Correlation analysis

In table 4.3 the strength of the relationship between the dependent and the independent variables is illustrated in a correlation matrix. The correlation matrix shows that almost all the independent variables except education and age have a significant correlation with the dependent variable, both positive and negative. Education (-.40) and age both have a very small insignificant relationship with the dependent variable. A significant positive relationship is found between equity stake acquired and the following independent variables: ownership structure (.171), experience (.175) and director shares (.182). The positive relationship between ownership structure and equity stake acquired is supported by the negative relationship between firm size and equity stake acquired (-.312), because when firm size increases, ownership gets more dispersed. A significant negative relationship is found between equity stake acquired and the following independent variables: fixed compensation (-.157) and variable compensation (-.173). A negative relationship between equity stake and variable pay was not expected, as both compensation variables show a negative relationship, it would imply that compensation as a whole does not affect entry mode selection. There is a strong relationship between the control variable firm size (-.312), but board size (-.055) has a very small effect and is not significant.
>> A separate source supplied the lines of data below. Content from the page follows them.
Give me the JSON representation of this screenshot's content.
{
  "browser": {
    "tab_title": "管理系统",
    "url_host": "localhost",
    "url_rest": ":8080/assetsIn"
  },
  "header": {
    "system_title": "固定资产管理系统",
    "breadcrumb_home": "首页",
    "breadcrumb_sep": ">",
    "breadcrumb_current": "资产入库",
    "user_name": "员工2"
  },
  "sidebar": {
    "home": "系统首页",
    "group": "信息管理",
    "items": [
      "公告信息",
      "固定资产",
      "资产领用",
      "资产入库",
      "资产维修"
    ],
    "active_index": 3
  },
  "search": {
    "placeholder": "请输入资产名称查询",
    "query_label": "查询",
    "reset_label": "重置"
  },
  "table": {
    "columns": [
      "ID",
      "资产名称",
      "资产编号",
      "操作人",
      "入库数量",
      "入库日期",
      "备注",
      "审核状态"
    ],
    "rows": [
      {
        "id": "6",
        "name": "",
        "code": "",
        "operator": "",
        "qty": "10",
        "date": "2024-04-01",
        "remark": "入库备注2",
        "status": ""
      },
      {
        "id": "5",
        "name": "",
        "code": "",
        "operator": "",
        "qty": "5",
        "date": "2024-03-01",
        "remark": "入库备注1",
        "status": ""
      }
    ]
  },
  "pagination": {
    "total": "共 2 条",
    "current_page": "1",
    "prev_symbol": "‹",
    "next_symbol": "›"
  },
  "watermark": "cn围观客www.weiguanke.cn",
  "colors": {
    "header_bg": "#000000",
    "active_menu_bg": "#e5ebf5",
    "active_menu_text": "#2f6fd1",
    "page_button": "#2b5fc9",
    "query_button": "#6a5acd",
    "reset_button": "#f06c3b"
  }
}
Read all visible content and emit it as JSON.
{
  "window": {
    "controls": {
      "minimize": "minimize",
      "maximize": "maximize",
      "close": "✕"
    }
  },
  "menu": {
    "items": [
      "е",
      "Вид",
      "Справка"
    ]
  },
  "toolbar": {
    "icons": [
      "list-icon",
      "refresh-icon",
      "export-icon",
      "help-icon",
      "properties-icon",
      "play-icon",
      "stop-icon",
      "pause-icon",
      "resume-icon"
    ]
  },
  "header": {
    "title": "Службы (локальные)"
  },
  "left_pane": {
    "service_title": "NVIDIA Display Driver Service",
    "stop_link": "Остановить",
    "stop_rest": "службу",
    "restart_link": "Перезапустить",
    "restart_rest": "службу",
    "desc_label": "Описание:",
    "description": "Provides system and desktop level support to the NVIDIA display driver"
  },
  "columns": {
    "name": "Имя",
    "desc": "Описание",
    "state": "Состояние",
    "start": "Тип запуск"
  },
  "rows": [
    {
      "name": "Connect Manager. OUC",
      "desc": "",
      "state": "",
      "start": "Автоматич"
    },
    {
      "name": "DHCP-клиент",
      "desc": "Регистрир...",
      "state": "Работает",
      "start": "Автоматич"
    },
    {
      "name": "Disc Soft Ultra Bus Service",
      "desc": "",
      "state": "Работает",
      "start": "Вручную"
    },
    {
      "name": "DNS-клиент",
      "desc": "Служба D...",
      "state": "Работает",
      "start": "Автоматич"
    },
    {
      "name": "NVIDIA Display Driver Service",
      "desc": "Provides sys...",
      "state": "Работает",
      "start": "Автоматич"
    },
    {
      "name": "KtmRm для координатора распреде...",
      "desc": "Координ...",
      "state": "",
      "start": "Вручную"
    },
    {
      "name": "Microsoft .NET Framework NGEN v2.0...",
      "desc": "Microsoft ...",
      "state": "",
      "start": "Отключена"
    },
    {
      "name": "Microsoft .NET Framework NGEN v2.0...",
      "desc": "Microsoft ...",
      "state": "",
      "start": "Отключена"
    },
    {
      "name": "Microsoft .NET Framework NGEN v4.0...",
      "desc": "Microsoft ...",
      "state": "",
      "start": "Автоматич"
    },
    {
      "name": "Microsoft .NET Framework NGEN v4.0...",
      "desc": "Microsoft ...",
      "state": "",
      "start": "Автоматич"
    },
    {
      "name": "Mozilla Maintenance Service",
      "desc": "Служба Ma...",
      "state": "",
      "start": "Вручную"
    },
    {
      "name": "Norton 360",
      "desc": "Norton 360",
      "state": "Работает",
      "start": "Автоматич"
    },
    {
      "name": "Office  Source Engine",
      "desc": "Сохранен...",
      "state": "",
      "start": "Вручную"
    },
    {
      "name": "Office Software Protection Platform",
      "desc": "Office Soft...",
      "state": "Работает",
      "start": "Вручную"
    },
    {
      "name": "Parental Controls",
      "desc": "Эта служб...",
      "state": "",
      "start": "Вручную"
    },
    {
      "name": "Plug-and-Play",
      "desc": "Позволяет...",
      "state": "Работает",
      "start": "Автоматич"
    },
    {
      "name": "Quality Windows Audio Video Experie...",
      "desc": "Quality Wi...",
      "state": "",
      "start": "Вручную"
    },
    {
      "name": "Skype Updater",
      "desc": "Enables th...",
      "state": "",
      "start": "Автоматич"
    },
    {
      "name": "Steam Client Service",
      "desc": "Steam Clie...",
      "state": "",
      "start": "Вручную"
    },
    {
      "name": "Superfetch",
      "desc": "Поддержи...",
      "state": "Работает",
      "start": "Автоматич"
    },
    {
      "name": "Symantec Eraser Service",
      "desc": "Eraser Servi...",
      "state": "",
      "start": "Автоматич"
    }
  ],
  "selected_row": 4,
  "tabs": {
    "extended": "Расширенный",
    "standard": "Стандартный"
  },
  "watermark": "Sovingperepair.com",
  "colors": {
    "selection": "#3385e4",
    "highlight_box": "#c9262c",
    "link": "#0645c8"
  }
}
A correlation between the predictor variables of .80 or higher can imply multicollinearity. Multicollinearity poses a problem for multiple regression, because regression requires only one predictor. The correlation matrix shows no correlation higher than .80. In order to rule out multicollinearity further, two collinearity diagnostics are reviewed: the tolerance statistic and the variance inflation factor (VIF). These are presented in table 4.3. Both a tolerance score close to zero, as well as a VIF score close to ten are indicators of multicollinearity problems. Neither of the reported statistics comes close to these scores, so multicollinearity is ruled out.